Featured Gretchen Schoenstein Shamrock 2024 Editorial
May 30, 2024

Passing on the Hope: What I Learned Running Two Half-Marathons on Two Coasts in Two Days

By Gretchen Schoenstein

It was the most uncomfortable flight of my life. I was wearing compression sleeves, drinking ginger shots, and doing all the things — but my body was rebelling.

I had run one half-marathon in Washington, D.C., and would start another in Portland, Oregon, the next morning. My mission: to rally people around Autoimmune Awareness Month and to raise funds for groundbreaking autoimmune disease research at Benaroya Research Institute (BRI).

As I was stretching ahead of my second race, I was ready to fall asleep on the floor of my hotel room. But then the bigger reason kicked in: I’m running these races for everyone who can’t. I’m running to raise funds and awareness. People I love and people I don’t even know are counting on me. I made my way to the starting line for all of us.

After crossing the second finish line, I reflected on this win over the more than 100 autoimmune diseases that these races represented. Here are some of my biggest takeaways from this challenge I took on — two half-marathons on two coasts in two days — and some of the moments that I’ll never forget.

This is deeply personal — to me and so many people

Autoimmune diseases are deeply personal to me. I live with at least four of them and got my first diagnosis as a kid. When I told my friends, family and the people I met along the way what I was doing, many of them had their own connection to autoimmune diseases — the pilot on the flight from D.C. to Portland, a couple at the finish line, the person at the rental car place, hotel staff, a fellow airplane passenger, a runner at the Portland start line, and so many more. It truly felt like and still feels like an honor when people would entrust me with their own experiences or their loved ones’ experiences. Some of the conversations would elicit tears and some hugs and all of them hope.

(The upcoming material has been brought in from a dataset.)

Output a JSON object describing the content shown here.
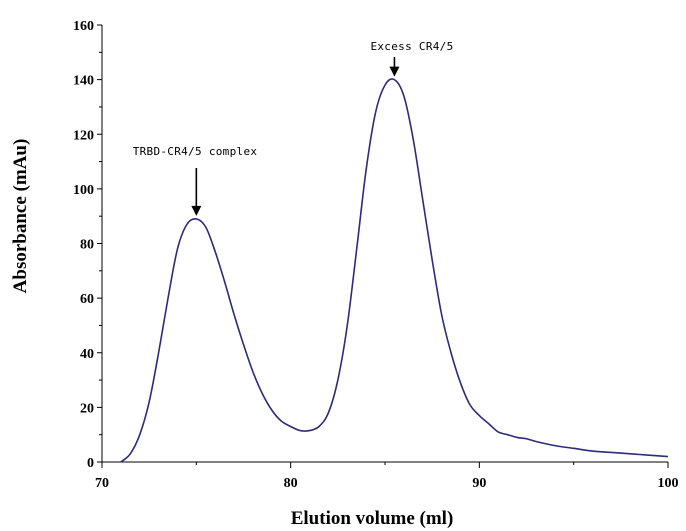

Through this challenge, I feel like I became this conduit for inspirational stories where people were like “oh my gosh I can talk to you about this.” And they felt less alone, less frustrated. I grew braver about sharing my own journey because so many people opened up to me.

When we talk about autoimmune diseases, we often hear the phrase “suffer in silence.” You live with a disease that no one can see. Some people don’t believe that you’re in pain, and many others do but they don’t fully understand. With each exchange, I was helping people feel seen and that was empowering.

I told people about fundraising for BRI in every conversation I had. And to me, sharing that an entire research institute was dedicated to learning more about our health and finding ways to improve it, felt like passing on hope. Many people were learning about BRI for the first time. They were excited about BRI’s approach of not just studying one disease, but studying the entire immune system to find answers that will improve the lives of people with all autoimmune diseases. It made these conversations not only about sharing our own experiences, but about sharing hope for a better future. 

I have multiple autoimmune diseases and I can do hard things

I’m a big fan of mindset training — go in with a mindset that you can and will do something, and it’ll happen. But this was the biggest, hardest challenge I’ve ever done.

The Portland half-marathon was particularly hard. I’ve run that route before, but I forgot how hilly it was! I wasn’t sure my legs were ever going to settle in. I realized around mile four or five that I would have to dig deep for the entire race. I thought of the many people who so generously shared their stories, enthusiasm and support. And that is what kept me going.

I had this vision of powering across that finish line. But when that moment came, my body said “nope.” Truth be told, I barely made it across, my legs were so wobbly. I didn’t feel strong, but I felt victorious. That’s when every emotion I had leading up to the races caught up with me, and I broke down crying.

I’ve completed this challenge knowing that I have multiple autoimmune diseases and I can do hard things — especially when there’s a driving purpose that is so much greater than myself.

What else is possible and how soon?

Accomplishing this huge goal has made me wonder: What else is possible? And how soon? Both for myself and for BRI.

I chose to allocate the funds raised from this event to BRI's Innovation Fund. This fund supports BRI scientists asking new, outside-the-box research questions and implementing new and state-of-the-art technologies. I love that this fund rewards innovative thinking. New ideas, different questions, innovative technologies — that’s what will make big advances.

I also love that this fund requires scientists from different labs to team up on projects. They bring their insights from different areas of expertise to do together what they could not do alone.

Now, more than ever, that idea resonates with me. I was able to cross both finish lines because I wasn’t doing it only for myself — I was doing it for everyone who lives with autoimmune diseases — to show them that a diagnosis doesn’t change what we are capable of. I was doing it for the researchers seeking cures for diseases that others deemed “incurable.” If there’s one thing I’ll walk away from this experience with, it’s this: There is no limit to what we can accomplish with a strong purpose, a motivated team, and a community by your side every step of the way.